I've often spent a long time writing a New Year's Resolutions post. Last year, I made twelve, and accomplished about half of them: I kept a smaller varsity baseball team, even cutting a couple kids and putting the rest in a small JV team that someone else coached. I read more (at least twelve novels in the last year, probably more). I figured out something useful to do over the eight weeks I was off in the summer. I took classes. I spent more time with friends. I went to the NCTE conference. And I got that tattoo I've been eyeing for years. That's 7 of 12, which is pretty darn good. I didn't accomplish getting a girlfriend (but I dated a bit), I didn't take a trip over spring break (but I relaxed, which ended up being more important), I didn't pay off my car (but it's down to three digits and should be done by the end of the month or so), I didn't go to the movies more (though I wish I did), and I didn't lose weight or feel better about my health (in fact, this has gotten much worse.) And, of course, I did not quit the second job. The three of us who have been there the longest mused last night that last year, on New Year's Eve, we all said that it would be our last working. We'll see if it's true this year. I'm hoping to make it through Valentine's Day or so.
This year, I'll simplify my goals for the year, first by looking back, then by looking ahead.
What 2006 was to me:
1. It was the year that I went back to school, taking three MAT courses and getting on the right track to finishing my Master's by the end of summer 2007.
2. It was the year the team I'd been following since I was nine years old made it to the World Series after 12 consecutive years of losing, giving me more joy than I ever imagined it would.
3. It was the year my grandmother, a loving force in my life as I was growing up, passed away after a long battle with Alzheimer's Disease.
4. It was the year that I was able to regain some faith in the American voting public, which was somehow able to elect George W. Bush President in two separate elections.
5. It was the year I was given two new challenging, high-stakes courses, which made me feel a combination of two things: (1) important and trusted by the powers-that-be in my school because I was given these two high-profile coures, and (2) like a loser because I've got two high-profile courses and am working a very strenuous schedule that many would have refused.
6. My first year presenting at a national professional conference.
7. I'm definitely "fat" again for the first time since 2000 or so.
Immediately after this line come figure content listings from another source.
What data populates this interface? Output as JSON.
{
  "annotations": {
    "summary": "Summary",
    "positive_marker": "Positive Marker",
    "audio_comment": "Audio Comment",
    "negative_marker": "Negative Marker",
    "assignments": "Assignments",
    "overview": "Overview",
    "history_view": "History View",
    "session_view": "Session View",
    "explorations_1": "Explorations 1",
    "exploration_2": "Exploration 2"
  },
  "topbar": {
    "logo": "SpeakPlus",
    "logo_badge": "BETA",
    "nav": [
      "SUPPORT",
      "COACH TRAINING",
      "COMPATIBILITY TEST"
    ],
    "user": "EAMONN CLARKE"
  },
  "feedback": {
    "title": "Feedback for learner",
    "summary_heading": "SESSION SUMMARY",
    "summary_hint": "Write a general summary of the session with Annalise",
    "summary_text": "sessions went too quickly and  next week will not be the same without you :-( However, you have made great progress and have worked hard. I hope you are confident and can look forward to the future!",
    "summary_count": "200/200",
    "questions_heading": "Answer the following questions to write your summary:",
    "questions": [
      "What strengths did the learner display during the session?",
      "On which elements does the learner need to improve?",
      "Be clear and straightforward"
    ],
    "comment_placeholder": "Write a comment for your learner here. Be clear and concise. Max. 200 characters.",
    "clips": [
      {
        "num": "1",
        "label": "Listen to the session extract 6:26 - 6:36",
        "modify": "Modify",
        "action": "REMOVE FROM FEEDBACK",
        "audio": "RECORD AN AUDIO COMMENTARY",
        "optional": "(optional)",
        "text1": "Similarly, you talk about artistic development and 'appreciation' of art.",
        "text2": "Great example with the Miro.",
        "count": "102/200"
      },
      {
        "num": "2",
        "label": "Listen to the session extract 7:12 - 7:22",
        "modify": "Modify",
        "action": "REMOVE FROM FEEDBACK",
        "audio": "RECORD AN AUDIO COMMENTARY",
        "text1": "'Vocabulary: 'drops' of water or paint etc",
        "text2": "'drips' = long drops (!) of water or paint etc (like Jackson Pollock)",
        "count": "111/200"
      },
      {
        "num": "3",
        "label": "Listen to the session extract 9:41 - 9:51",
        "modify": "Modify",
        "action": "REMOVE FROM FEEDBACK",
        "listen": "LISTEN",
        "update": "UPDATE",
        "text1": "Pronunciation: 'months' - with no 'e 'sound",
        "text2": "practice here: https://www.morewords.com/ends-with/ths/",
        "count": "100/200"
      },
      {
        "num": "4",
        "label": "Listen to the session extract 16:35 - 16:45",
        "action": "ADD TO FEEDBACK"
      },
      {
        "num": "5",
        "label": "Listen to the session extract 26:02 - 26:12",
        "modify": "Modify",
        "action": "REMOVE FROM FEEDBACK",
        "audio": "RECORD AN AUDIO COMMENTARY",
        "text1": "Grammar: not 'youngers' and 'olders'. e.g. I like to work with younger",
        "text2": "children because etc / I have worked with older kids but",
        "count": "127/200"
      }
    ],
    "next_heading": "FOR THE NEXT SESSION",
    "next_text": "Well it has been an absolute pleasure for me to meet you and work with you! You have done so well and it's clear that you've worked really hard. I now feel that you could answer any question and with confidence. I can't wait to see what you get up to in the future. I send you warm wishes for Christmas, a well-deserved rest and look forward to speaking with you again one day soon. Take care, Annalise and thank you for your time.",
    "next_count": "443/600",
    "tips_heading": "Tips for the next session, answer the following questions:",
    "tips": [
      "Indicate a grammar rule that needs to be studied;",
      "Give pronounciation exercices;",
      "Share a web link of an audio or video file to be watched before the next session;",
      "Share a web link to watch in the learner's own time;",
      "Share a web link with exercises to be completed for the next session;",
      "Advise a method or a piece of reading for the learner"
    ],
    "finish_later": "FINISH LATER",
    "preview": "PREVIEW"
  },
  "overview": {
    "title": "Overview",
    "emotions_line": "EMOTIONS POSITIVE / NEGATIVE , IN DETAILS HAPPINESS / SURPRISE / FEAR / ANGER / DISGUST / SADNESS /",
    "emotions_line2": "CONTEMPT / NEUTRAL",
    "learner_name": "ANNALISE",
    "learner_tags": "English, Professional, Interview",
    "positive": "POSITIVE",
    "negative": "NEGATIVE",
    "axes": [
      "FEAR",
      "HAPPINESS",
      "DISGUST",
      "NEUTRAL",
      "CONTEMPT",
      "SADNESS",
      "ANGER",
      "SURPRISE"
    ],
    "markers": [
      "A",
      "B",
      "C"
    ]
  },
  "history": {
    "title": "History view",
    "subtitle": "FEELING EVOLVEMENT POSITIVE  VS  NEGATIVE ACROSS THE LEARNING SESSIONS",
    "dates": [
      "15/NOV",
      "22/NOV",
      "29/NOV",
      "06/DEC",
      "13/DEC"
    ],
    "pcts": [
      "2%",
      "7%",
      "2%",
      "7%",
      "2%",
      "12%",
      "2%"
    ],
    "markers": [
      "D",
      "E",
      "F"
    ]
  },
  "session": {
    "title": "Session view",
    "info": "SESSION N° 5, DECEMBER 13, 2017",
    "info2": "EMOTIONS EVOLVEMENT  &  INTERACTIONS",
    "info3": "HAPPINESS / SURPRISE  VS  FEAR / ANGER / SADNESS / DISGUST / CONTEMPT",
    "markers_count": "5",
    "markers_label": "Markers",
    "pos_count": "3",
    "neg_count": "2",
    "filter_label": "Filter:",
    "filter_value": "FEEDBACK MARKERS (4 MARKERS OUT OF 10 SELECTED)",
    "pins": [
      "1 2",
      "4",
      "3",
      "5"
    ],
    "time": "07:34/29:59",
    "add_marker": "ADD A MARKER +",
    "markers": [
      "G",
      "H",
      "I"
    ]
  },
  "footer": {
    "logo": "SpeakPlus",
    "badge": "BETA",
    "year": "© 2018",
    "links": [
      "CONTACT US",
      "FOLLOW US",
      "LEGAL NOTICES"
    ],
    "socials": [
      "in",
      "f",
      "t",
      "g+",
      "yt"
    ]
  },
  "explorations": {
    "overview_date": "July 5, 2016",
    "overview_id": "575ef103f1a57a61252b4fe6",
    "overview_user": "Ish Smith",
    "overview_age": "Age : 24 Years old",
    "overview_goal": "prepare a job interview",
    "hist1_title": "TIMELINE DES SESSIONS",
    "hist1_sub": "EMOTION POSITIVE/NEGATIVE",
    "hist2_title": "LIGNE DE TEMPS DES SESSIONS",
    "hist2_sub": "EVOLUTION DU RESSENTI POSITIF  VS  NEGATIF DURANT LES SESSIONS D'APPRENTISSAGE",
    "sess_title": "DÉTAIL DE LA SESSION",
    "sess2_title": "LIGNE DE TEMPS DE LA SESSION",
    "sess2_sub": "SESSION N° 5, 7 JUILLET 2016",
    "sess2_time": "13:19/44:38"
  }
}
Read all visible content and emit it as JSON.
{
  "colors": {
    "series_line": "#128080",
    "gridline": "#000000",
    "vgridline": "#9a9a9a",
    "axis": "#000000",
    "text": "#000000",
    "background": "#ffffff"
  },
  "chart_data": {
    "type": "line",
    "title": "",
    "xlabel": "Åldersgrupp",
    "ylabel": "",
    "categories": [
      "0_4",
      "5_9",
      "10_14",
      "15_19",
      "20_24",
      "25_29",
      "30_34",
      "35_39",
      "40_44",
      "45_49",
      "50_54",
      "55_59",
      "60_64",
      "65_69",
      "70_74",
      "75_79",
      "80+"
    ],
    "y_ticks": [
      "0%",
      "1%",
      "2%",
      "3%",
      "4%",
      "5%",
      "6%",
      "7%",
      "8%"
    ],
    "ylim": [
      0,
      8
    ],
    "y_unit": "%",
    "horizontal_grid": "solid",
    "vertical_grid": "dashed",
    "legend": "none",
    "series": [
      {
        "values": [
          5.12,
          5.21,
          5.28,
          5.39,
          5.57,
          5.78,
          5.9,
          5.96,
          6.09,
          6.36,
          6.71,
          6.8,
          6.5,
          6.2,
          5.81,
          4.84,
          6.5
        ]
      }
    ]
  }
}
I've been slowly gaining weight for three years, so slowly that I doubt if people who see me everyday notice, and I didn't gain any more than my usual rate this year - probably around 15 pounds - but several pieces of clothing don't fit and the doctor is telling me I've got to lose 20 pounds by March. This sucks, because I've maintained mostly regular workouts this year, but they haven't been everyday, and I have good weeks and bad weeks. I have somehow forgotten that I was born with genetics that prevent me from being fit and healthy unless I am working my ass off at the gym. Well, I didn't forget; I just got lazy.
8. My shoulder hurt me for much of 2006, which is related a bit to #7, depending on how much of an excuse I decide to make it (I can't lift weights over my head, which puts a serious cramp on workouts). I finally went to the doctor on Nov. 7, and have been slowly moving through the hell that is the modern American HMO ever since - an appointment with a specialist three weeks later, an appointment with an MRI two weeks later, and then another appointment with a specialist three weeks later, on Jan. 16.
9. Got in a pretty big conflict at school with a VIP, something I think has blown over for him but I still feel every single time I see him.
What I hope 2007 brings for me:
1. A renewed commitment to fitness and health. Daily workouts are needed to maintain this.
2. Finish the Master's. I'm well on my way - three courses, three A's so far - but it's expensive and the summer courses will be challenging financially. I probably should look into student loads rather than paying off that several-thousand bill on my own without any income coming in. But I don't want any more damn loans!
3. Get myself in the financial position necessary to buy a house: the car should be paid off, the errant credit card from summer courses paid off, and various other small bills taken care of. I wonder if I'll ever get in a position when I feel like I'm working for myself and not for others, but it sure would be nice.
4. Continue to read more: always have a book I'm reading that is not directly related to school.
5. Get my shoulder healthy.
6. Go to the dentist.
7. Go to bed earlier every day.
8. Grade papers quicker. I've been doing better lately; this trend needs to continue.
9. And, of course, quit that second job. I've worked far too much for far too long.